As a deflection measuring device, we use a displacement transducer with the highest resolution, which meets the accuracy class 0.5 (ISO 9513). The use of a two-point sensor makes it possible to determine the deflection free from the effects of machine compliance and, in particular, to determine the bending modulus precisely and correctly.
With our equipment, we are able to accurately test the flexural strength, flexural modulus and other aspects of the flexural stress / flexural strain relationship of plastics and their compounds.
The 3-point bending test is a material testing method in which plastic samples are examined with regard to their bending behavior. A standardized, beam-shaped specimen is supported on two supports, while a force perpendicular to the specimen is applied in the center. The resulting deflection generates stresses in the material, which are used to determine the bending properties. The measurement is made until the specimen breaks or until a specified deflection is reached.
The 3-point flexure test is an important method for the characterization and quality control of plastics.
International Standards Dynstat Bending Test:
DIN 53 435
The Dynstat-Bending Test is a test method for determining the bending properties of plastics under a 4-point bending load. A Dynstat specimen is clamped in a bending device consisting of 2 support devices and loaded at a constant rotational speed until it breaks or the specified maximum bending angle is reached. The stress generated in this process is determined and is considered a measure of strength or toughness under quasi-static test conditions.

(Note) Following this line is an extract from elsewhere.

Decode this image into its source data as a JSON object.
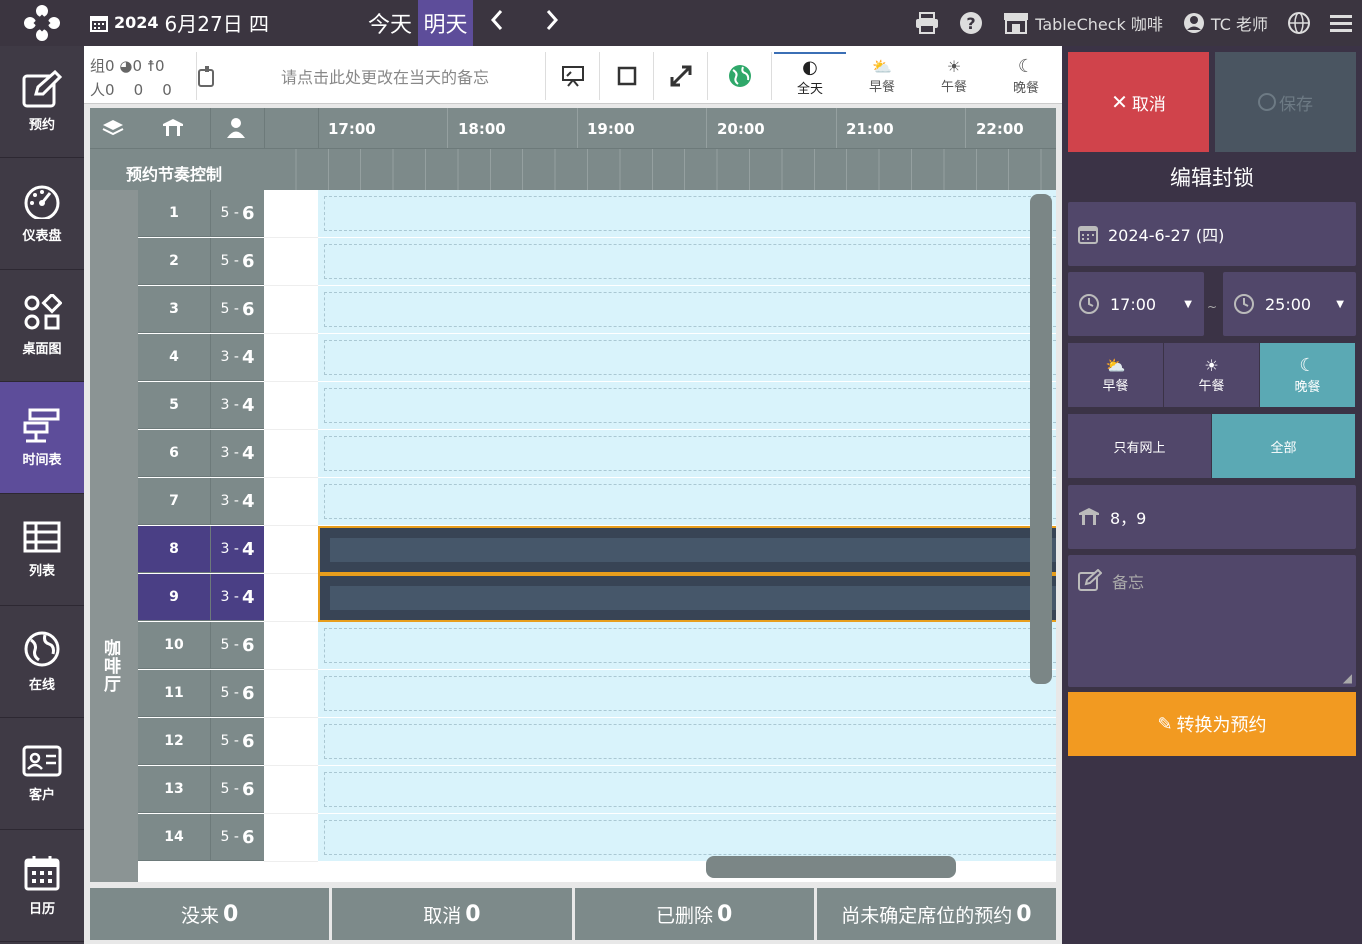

Due to the small size of the Dynstat specimens, this method is preferably used in finished part testing.
This characteristic value is used for quality control and comparison of plastics with each other. When making comparisons, care must be taken to ensure that the dimensions, pretreatment and test conditions are consistent. In addition, the influence of production-related microstructural differences in the finished part on the measurement results must be taken into account during sampling to ensure comparability of the results.